- Born: 29 January 2001 (age 25) Puenteareas, Spain

Gymnastics career
- Discipline: Trampoline gymnastics
- Country represented: Spain;
- Medal record
Women's Trampoline gymnastics
Representing Spain
World Games
| Gold medal – first place | 2022 Birmingham | Double Mini |
| Bronze medal – third place | 2025 Chengdu | Double Mini |
World Championships
| Gold medal – first place | 2023 Birmingham | Double Mini |
| Gold medal – first place | 2025 Pamplona | Double Mini |
| Silver medal – second place | 2018 Saint Petersburg | Double Mini |
| Bronze medal – third place | 2021 Baku | Double Mini |
| Bronze medal – third place | 2025 Pamplona | Double Mini Team |
European Championships
| Gold medal – first place | 2018 Baku | Double Mini |
| Gold medal – first place | 2022 Rimini | Individual Team |
| Gold medal – first place | 2024 Guimarães | Double Mini |
| Bronze medal – third place | 2018 Baku | Double Mini Team |
| Bronze medal – third place | 2022 Rimini | Double Mini Team |
| Bronze medal – third place | 2024 Guimarães | Double Mini Team |
World Age Group Competitions
| Gold medal – first place | 2017 Sofia | Double Mini |
| Bronze medal – third place | 2015 Odense | Double Mini |
Junior European Championships
| Gold medal – first place | 2016 Valladolid | Double Mini |

= Melania Rodríguez =

Spanish trampoline gymnast (born 2001)

Melania Rodríguez (born 29 January 2001) is a Spanish athlete who competes in trampoline gymnastics.

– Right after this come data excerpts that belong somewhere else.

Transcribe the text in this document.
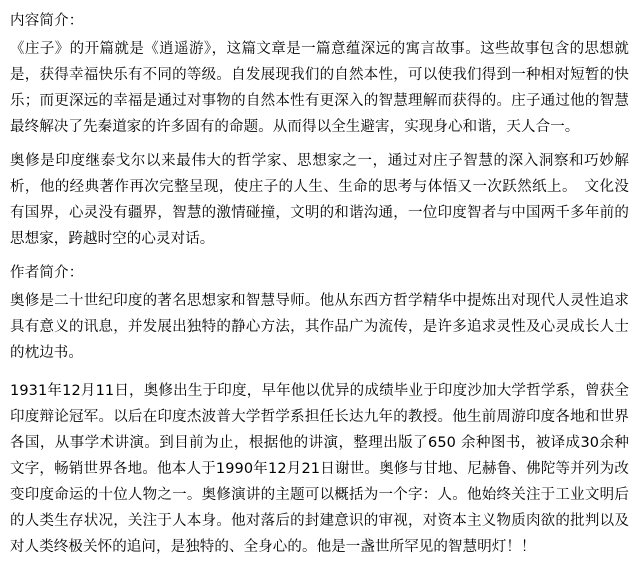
内容简介：

《庄子》的开篇就是《逍遥游》，这篇文章是一篇意蕴深远的寓言故事。这些故事包含的思想就是，获得幸福快乐有不同的等级。自发展现我们的自然本性，可以使我们得到一种相对短暂的快乐；而更深远的幸福是通过对事物的自然本性有更深入的智慧理解而获得的。庄子通过他的智慧最终解决了先秦道家的许多固有的命题。从而得以全生避害，实现身心和谐，天人合一。

奥修是印度继泰戈尔以来最伟大的哲学家、思想家之一，通过对庄子智慧的深入洞察和巧妙解析，他的经典著作再次完整呈现，使庄子的人生、生命的思考与体悟又一次跃然纸上。　文化没有国界，心灵没有疆界，智慧的激情碰撞，文明的和谐沟通，一位印度智者与中国两千多年前的思想家，跨越时空的心灵对话。

作者简介：

奥修是二十世纪印度的著名思想家和智慧导师。他从东西方哲学精华中提炼出对现代人灵性追求具有意义的讯息，并发展出独特的静心方法，其作品广为流传，是许多追求灵性及心灵成长人士的枕边书。

1931年12月11日，奥修出生于印度，早年他以优异的成绩毕业于印度沙加大学哲学系，曾获全印度辩论冠军。以后在印度杰波普大学哲学系担任长达九年的教授。他生前周游印度各地和世界各国，从事学术讲演。到目前为止，根据他的讲演，整理出版了650 余种图书，被译成30余种文字，畅销世界各地。他本人于1990年12月21日谢世。奥修与甘地、尼赫鲁、佛陀等并列为改变印度命运的十位人物之一。奥修演讲的主题可以概括为一个字：人。他始终关注于工业文明后的人类生存状况，关注于人本身。他对落后的封建意识的审视，对资本主义物质肉欲的批判以及对人类终极关怀的追问，是独特的、全身心的。他是一盏世所罕见的智慧明灯！！
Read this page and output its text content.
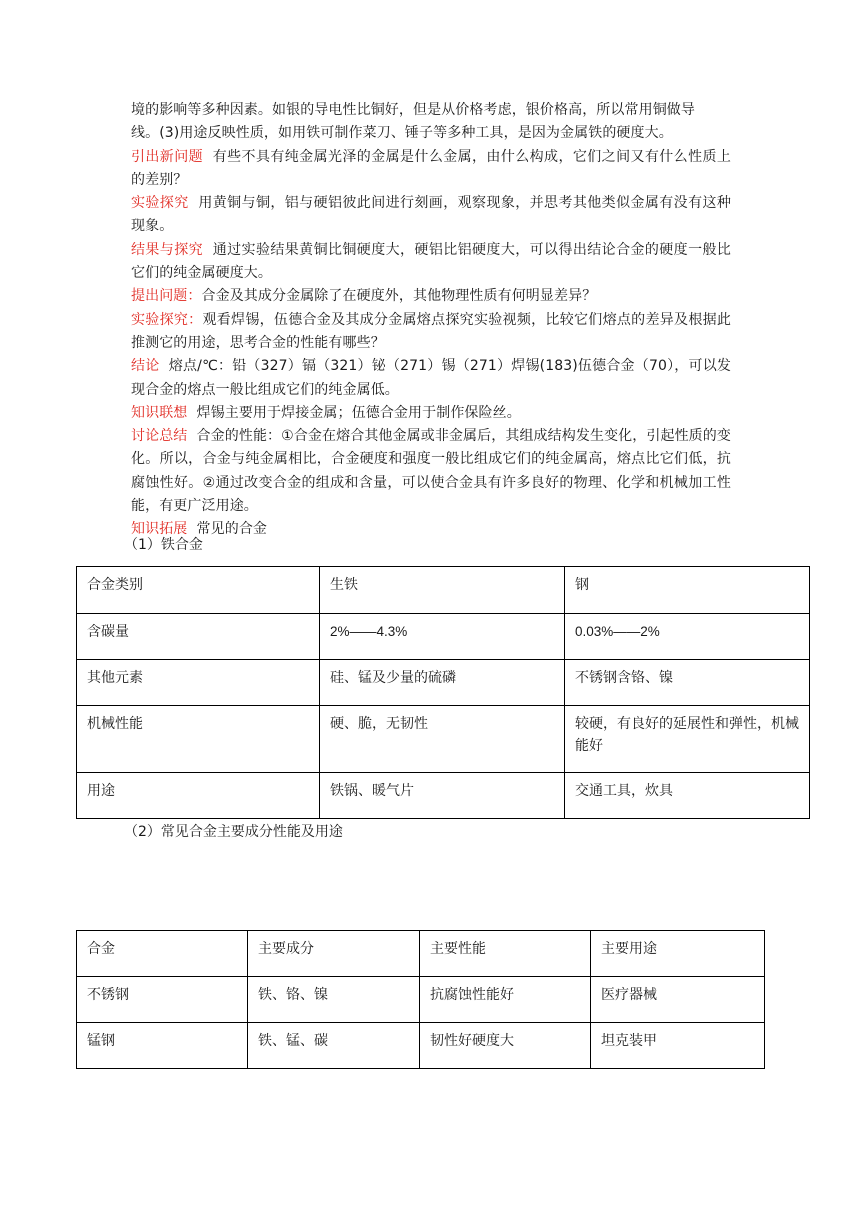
境的影响等多种因素。如银的导电性比铜好，但是从价格考虑，银价格高，所以常用铜做导
线。(3)用途反映性质，如用铁可制作菜刀、锤子等多种工具，是因为金属铁的硬度大。

引出新问题 有些不具有纯金属光泽的金属是什么金属，由什么构成，它们之间又有什么性质上的差别？

实验探究 用黄铜与铜，铝与硬铝彼此间进行刻画，观察现象，并思考其他类似金属有没有这种现象。

结果与探究 通过实验结果黄铜比铜硬度大，硬铝比铝硬度大，可以得出结论合金的硬度一般比它们的纯金属硬度大。

提出问题：合金及其成分金属除了在硬度外，其他物理性质有何明显差异？

实验探究：观看焊锡，伍德合金及其成分金属熔点探究实验视频，比较它们熔点的差异及根据此推测它的用途，思考合金的性能有哪些？

结论 熔点/℃：铅（327）镉（321）铋（271）锡（271）焊锡(183)伍德合金（70），可以发现合金的熔点一般比组成它们的纯金属低。

知识联想 焊锡主要用于焊接金属；伍德合金用于制作保险丝。

讨论总结 合金的性能：①合金在熔合其他金属或非金属后，其组成结构发生变化，引起性质的变化。所以，合金与纯金属相比，合金硬度和强度一般比组成它们的纯金属高，熔点比它们低，抗腐蚀性好。②通过改变合金的组成和含量，可以使合金具有许多良好的物理、化学和机械加工性能，有更广泛用途。

知识拓展 常见的合金

（1）铁合金
合金类别	生铁	钢
含碳量	2%——4.3%	0.03%——2%
其他元素	硅、锰及少量的硫磷	不锈钢含铬、镍
机械性能	硬、脆，无韧性	较硬，有良好的延展性和弹性，机械能好
用途	铁锅、暖气片	交通工具，炊具
（2）常见合金主要成分性能及用途
合金	主要成分	主要性能	主要用途
不锈钢	铁、铬、镍	抗腐蚀性能好	医疗器械
锰钢	铁、锰、碳	韧性好硬度大	坦克装甲
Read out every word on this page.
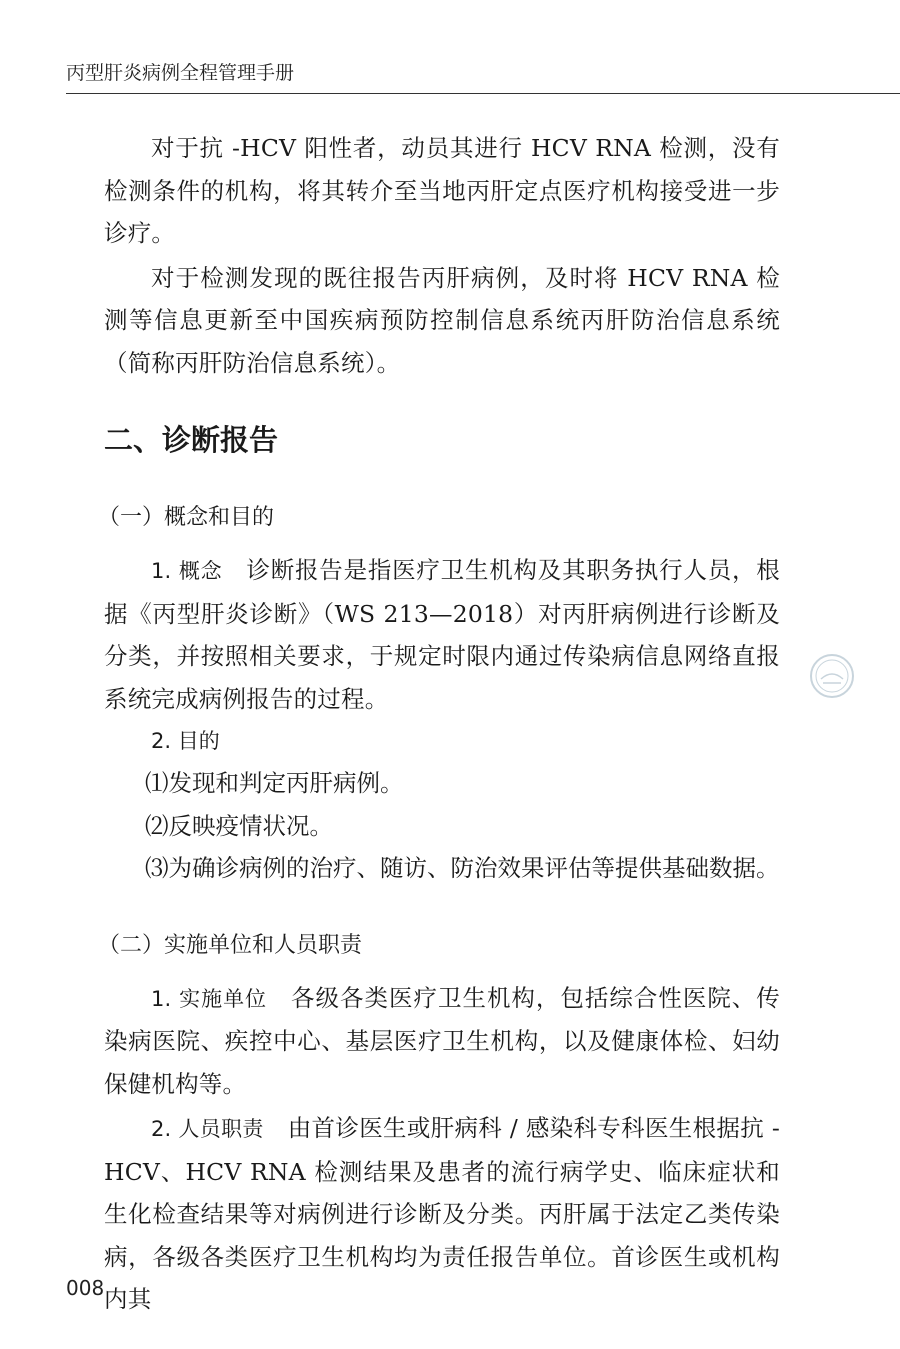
丙型肝炎病例全程管理手册

对于抗 -HCV 阳性者，动员其进行 HCV RNA 检测，没有检测条件的机构，将其转介至当地丙肝定点医疗机构接受进一步诊疗。

对于检测发现的既往报告丙肝病例，及时将 HCV RNA 检测等信息更新至中国疾病预防控制信息系统丙肝防治信息系统（简称丙肝防治信息系统）。

二、诊断报告
（一）概念和目的

1. 概念 诊断报告是指医疗卫生机构及其职务执行人员，根据《丙型肝炎诊断》（WS 213—2018）对丙肝病例进行诊断及分类，并按照相关要求，于规定时限内通过传染病信息网络直报系统完成病例报告的过程。

2. 目的

⑴发现和判定丙肝病例。

⑵反映疫情状况。

⑶为确诊病例的治疗、随访、防治效果评估等提供基础数据。

（二）实施单位和人员职责

1. 实施单位 各级各类医疗卫生机构，包括综合性医院、传染病医院、疾控中心、基层医疗卫生机构，以及健康体检、妇幼保健机构等。

2. 人员职责 由首诊医生或肝病科 / 感染科专科医生根据抗 -HCV、HCV RNA 检测结果及患者的流行病学史、临床症状和生化检查结果等对病例进行诊断及分类。丙肝属于法定乙类传染病，各级各类医疗卫生机构均为责任报告单位。首诊医生或机构内其

008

As a junior, Rodríguez showed early promise in double mini, winning bronze at the 2015 Trampoline Gymnastics World Age Group Competition, gold at the 2016 Junior European Championships, and gold at the 2017 World Age Group Competition.

She joined the senior national team in 2018 and has since won thirteen medals at major international events, including gold (2022) and bronze (2025) medals at the World Games, two gold medals at the World Championships (2023, 2025), and three gold medals at the European Championships (2018, 2022, 2024).